My multiplier design ran at 65MHz and took 46ns (3 clock cycles) to finish one iteration of the VDF. It could be fully implemented on one SLR of the FPGA (a third of the FPGA, 2.3x less than the Ozturk design) and didn’t require any special power management as it consumed 3.7x less power (both designs were simulated in Vivado, FPGA design software). Because my design was smaller, it does lend itself to be scaled easier. If this design was scaled up (by using all 3 SLRs on the FPGA) to solve the original 35-year puzzle from Ron Rivest it would of taken us a little over two months!
The table below shows a comparison of the two 1024-bit architectures, with the ratio of improvement (so higher is better) shown in brackets where the Ozturk multiplier is the base 1.0x. My design had the lowest latency and won the round I was competing in, as well as a better power (in the table we show energy consumed as Joules per operation) and area efficiency compared to the Ozturk multiplier architecture. But overall Eric’s round 2 design was able to achieve a lower absolute latency.

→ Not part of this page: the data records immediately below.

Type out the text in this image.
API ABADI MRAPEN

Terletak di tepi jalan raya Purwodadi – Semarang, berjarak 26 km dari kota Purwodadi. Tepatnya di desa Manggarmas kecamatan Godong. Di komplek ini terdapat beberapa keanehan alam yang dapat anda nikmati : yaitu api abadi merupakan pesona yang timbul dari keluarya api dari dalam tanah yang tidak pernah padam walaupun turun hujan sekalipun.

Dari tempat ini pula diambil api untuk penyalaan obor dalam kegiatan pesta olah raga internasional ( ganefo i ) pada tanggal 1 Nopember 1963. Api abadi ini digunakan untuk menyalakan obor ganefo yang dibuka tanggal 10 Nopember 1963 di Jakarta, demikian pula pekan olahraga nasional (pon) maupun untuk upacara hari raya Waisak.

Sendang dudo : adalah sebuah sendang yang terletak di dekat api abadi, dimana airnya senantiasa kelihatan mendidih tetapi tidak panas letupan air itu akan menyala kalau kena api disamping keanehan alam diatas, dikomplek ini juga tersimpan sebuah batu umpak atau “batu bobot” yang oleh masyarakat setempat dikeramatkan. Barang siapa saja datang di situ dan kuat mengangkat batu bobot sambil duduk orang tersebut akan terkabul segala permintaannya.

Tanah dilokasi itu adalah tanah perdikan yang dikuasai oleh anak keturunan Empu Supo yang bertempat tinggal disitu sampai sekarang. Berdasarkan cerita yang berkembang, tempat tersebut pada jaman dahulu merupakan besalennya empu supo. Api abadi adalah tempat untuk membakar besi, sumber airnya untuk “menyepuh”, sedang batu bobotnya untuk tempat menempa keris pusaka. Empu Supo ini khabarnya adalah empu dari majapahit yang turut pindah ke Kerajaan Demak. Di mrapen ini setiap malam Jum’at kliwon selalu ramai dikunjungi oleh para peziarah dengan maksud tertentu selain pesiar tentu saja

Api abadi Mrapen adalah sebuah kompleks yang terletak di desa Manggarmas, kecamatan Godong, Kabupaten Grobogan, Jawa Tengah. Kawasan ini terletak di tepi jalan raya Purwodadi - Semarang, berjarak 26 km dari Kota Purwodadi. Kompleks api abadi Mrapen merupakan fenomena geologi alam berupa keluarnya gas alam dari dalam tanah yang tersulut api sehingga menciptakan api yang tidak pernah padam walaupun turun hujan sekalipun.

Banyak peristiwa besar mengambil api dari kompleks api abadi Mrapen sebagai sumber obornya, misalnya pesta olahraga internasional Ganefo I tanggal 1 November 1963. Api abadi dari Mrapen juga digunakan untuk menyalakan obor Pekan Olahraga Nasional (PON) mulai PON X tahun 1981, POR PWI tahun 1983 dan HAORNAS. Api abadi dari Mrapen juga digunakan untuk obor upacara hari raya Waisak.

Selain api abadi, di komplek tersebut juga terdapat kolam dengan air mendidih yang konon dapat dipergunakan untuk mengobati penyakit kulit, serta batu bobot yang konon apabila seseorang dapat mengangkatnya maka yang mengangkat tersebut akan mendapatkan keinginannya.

|Architecture||Area (FPGA KLUTs)||Latency (ns) / op||Power (W)||Joule (nJ) / op|
|Predictive Montgomery||201 (2.3x)||46 (0.55x)||4.9 (3.7x)||224 (2.1x)|
All of this doesn’t connect directly to the work we do at Jane Street. In particular, we’re not likely to use VDFs in our infrastructure anytime soon. But the broad approach of using reconfigurable hardware to build solutions that can be orders of magnitude faster than what could be done in an ordinary CPU is at the core of what our group does. And, as this example highlights, building the most efficient solution requires you to think about completely new architectures, resource constraints, and capabilities than what you would ordinarily consider in software.
- There are other modulo reduction algorithms–for example Barret’s reduction and the Chinese remainder theorem, as well as other architectures that can be used for the actual underlying multiplier, such as Toom-Cook, Booth, and Karatsuba. I investigated all these approaches but found for various reasons that they didn’t map to this problem on a FPGA as well (i.e., Barret’s algorithm required subtractions which would make RBR more complicated and slower).